F: Falsos especialistas
A primeira coisa que sai da boca dos negacionistas é que algum “cientista importante” concorda com eles. Um exemplo é o "Architects & Engineers for 9/11 Truth", um grupo online com mais de 3 mil pessoas que acredita que o atentado de 11 de setembro foi “trabalho interno”. No entanto, analisando a lista de membros, dá para contar nos dedos os que realmente são especialistas. Os demais são simplesmente pessoas que assinaram a petição, sem qualquer credencial. Ainda assim, esse grupo se apresenta ao público como sendo formado por mais de 3 mil especialistas para quem, do ponto de vista da engenharia, não haveria como as Torres Gêmeas terem desabado a partir da colisão de dois aviões e, portanto, o que ocorreu foi uma demolição controlada. Falsos especialistas estão por toda parte, quase sempre se apresentam como experts, mas na verdade não têm experiência nenhuma no assunto.
Geralmente, os falsos especialistas negacionistas atacam os verdadeiros especialistas, a quem acusam de ser comprados ou vendidos para determinados grupos ou empresas:
Negacionistas do aquecimento global: cientistas chamados para contestar a tese de que o aquecimento global é causado pela atividade humana quase nunca são climatologistas; o mais comum é que sejam físicos ou engenheiros de outras áreas. Mesmo assim, ostentam suas credenciais, por mais irrelevantes que sejam.
Negacionistas de transgênicos: Se você olhar aqueles mais vocais entre os engajados em movimentos contra a agricultura moderna, raramente vai encontrar agrônomos ou biólogos moleculares. Geralmente são escritores, filósofos ou professores de outras áreas, quase sempre alinhados com o movimento em favor dos orgânicos. Mas basta vestir um jaleco branco e brandir um diploma que você consegue convencer os leigos a embarcar na sua conversa.

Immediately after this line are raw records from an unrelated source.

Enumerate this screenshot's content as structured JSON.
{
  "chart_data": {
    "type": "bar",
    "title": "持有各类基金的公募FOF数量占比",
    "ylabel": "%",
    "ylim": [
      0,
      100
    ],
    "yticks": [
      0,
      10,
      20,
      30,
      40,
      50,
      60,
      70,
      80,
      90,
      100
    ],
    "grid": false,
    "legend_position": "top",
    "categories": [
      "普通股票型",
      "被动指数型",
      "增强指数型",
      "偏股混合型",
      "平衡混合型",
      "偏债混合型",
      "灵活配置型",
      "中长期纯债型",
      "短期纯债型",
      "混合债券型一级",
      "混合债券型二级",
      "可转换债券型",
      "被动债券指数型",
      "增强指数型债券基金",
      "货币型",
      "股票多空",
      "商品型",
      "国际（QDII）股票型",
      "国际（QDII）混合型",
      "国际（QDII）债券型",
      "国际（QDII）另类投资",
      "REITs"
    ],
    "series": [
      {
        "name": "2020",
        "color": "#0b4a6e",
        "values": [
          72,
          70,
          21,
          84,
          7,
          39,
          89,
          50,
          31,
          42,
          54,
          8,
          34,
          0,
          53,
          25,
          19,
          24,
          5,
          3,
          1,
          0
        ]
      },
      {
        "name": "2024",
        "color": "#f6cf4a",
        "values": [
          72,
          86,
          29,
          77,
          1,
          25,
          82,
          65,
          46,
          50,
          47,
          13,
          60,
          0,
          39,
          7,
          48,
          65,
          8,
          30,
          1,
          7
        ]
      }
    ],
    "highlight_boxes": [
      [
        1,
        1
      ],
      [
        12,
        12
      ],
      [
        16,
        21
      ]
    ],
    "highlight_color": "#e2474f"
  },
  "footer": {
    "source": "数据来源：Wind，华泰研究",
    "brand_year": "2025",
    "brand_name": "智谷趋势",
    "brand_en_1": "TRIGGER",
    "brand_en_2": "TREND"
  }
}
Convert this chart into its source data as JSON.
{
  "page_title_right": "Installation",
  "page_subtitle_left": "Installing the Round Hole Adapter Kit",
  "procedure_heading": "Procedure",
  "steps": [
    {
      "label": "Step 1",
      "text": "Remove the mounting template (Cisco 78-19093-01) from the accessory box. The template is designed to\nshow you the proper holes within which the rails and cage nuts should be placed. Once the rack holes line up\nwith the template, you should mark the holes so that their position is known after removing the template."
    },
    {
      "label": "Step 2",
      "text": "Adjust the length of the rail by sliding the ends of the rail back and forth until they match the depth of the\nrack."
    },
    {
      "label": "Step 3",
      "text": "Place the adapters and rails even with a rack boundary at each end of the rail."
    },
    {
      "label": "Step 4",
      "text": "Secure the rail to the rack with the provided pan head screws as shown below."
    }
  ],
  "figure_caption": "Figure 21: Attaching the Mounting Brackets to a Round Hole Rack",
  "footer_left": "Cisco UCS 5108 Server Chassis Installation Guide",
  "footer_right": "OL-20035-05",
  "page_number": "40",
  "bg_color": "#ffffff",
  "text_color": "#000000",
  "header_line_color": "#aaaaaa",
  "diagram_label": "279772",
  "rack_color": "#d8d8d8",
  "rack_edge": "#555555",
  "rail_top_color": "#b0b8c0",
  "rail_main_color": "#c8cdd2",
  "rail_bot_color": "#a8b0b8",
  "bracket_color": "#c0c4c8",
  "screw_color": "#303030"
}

Negacionistas de vacinas: Vale a pena destacar que pouquíssimos ativistas antivacinas são médicos de verdade. Muitos deles se intitulam médicos, mas geralmente estão em profissões como quiropraxia e naturopatia. Mesmo quando pertencem àquela porcentagem minúscula de médicos antivacina, representam uma fração irrelevante da profissão e contrariam o que todos os outros afirmam.
L: Falácias lógicas
Estas são a ferramentas preferidas dos pseudocientistas, mas também são usadas praticamente por todo o mundo o tempo todo, em todas as esferas da vida. Falácias lógicas incluem ataques ad hominem (ataca-se o oponente enquanto pessoa, não seu argumento), falácia do espantalho (quando se atribui uma posição distorcida ao oponente, o que torna mais fácil refutá-la), falácia da bola de neve (em que se parte de uma proposição à qual encadeiam-se outras, até chegar a uma conclusão absurda), chamarizes e distrações (quando se introduz outro assunto para desviar a atenção do primeiro), falsas dicotomias, e centenas de formas logicamente inválidas para defender um argumento.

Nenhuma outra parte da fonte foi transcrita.